Collectively, these results highlight that soil biochemical properties including enzyme activities, microbial population dynamics, and nutrient availability, play a central role in regulating the mechanism of straw degradation. High nitrogen availability, low C: N ratios, and lower phenolic/lignin content create a favorable biochemical environment that accelerates microbial colonization and induces specific enzymes (cellulase, xylanase, lignin peroxidase, laccase), facilitating rapid breakdown of labile and structural components25,52. Conversely, residues with high lignin and phenolic content or high C: N ratios create a more recalcitrant biochemical environment, delaying enzyme induction and microbial activity, thereby slowing degradation30,57. This mechanistic link between residue quality and soil biochemical properties underscores the importance of considering both substrate chemistry and soil biological responses in residue management strategies aimed at enhancing organic matter turnover and nutrient cycling.

Conclusions

This incubation study provides strong evidence that the decomposition dynamics of crop residues are primarily governed by their biochemical composition. Residues rich in labile components and low lignin content and narrow C: N ratios, lignin: N ratio, phenol: N ratio such as sunhemp (T7), greengram (T5) and blackgram (T6) underwent rapid degradation, driven by elevated microbial populations and enhanced activities of key enzymes, including cellulase, xylanase, laccase and lignin peroxidase, particularly during early stages. In contrast, residues with high lignin content and wide C: N ratios, lignin: N ratio, phenol: N ratio, such as redgram stalks (T4), maize stover (T1) and rice straw (T2) decomposed more slowly, supporting sustained microbial activity over a longer period due to the gradual breakdown of recalcitrant compounds. Correlation and principal component analyses further confirmed that residue quality strongly influenced the timing and magnitude of microbial and enzymatic responses, indicating residue-specific patterns of microbial succession and enzyme induction. From a management perspective, our findings suggest that high C: N ratio residues (maize, rice, redgram) should be incorporated at least 90 days before planting, whereas low C: N ratio residues (legumes) can be incorporated 30 days before planting to optimize nutrient release and minimize nitrogen immobilization. Furthermore, mixing high and low C: N ratio residues can promote a balanced and continuous decomposition process, improving synchronization between residue breakdown and nutrient availability while reducing the need for residue burning.
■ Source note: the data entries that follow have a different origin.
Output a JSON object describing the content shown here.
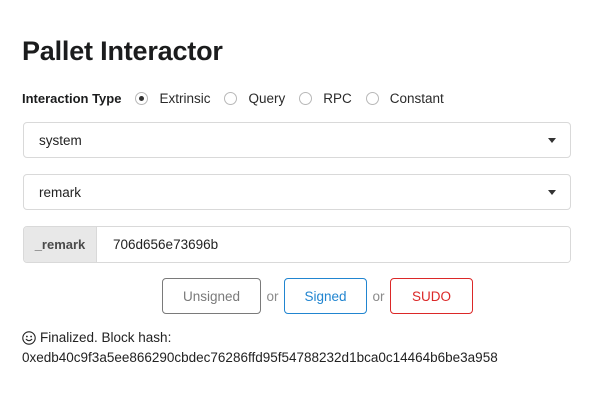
{
  "page": {
    "title": "Pallet Interactor"
  },
  "interaction": {
    "label": "Interaction Type",
    "options": [
      {
        "label": "Extrinsic",
        "selected": true
      },
      {
        "label": "Query",
        "selected": false
      },
      {
        "label": "RPC",
        "selected": false
      },
      {
        "label": "Constant",
        "selected": false
      }
    ]
  },
  "pallet_select": {
    "value": "system"
  },
  "callable_select": {
    "value": "remark"
  },
  "param": {
    "label": "_remark",
    "value": "706d656e73696b"
  },
  "actions": {
    "unsigned_label": "Unsigned",
    "or_text": "or",
    "signed_label": "Signed",
    "sudo_label": "SUDO"
  },
  "status": {
    "icon": "smile-icon",
    "message": "Finalized. Block hash:",
    "hash": "0xedb40c9f3a5ee866290cbdec76286ffd95f54788232d1bca0c14464b6be3a958"
  },
  "colors": {
    "signed": "#2185d0",
    "sudo": "#db2828",
    "unsigned": "#7a7a7a"
  }
}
However, a key limitation of this study is that all observations were derived from a single soil type under controlled incubation conditions. Because soil properties including texture, mineralogy, pH, nutrient status, and baseline microbial communities strongly regulate residue decomposition and enzyme activities, the extent to which these findings can be extrapolated to other soil environments remains uncertain. Therefore, caution is warranted when generalizing these results beyond the studied soil. Future studies conducted across multiple locations, soil types, and field conditions are essential to validate the broader applicability of these findings and to refine residue management recommendations for diverse agroecosystems.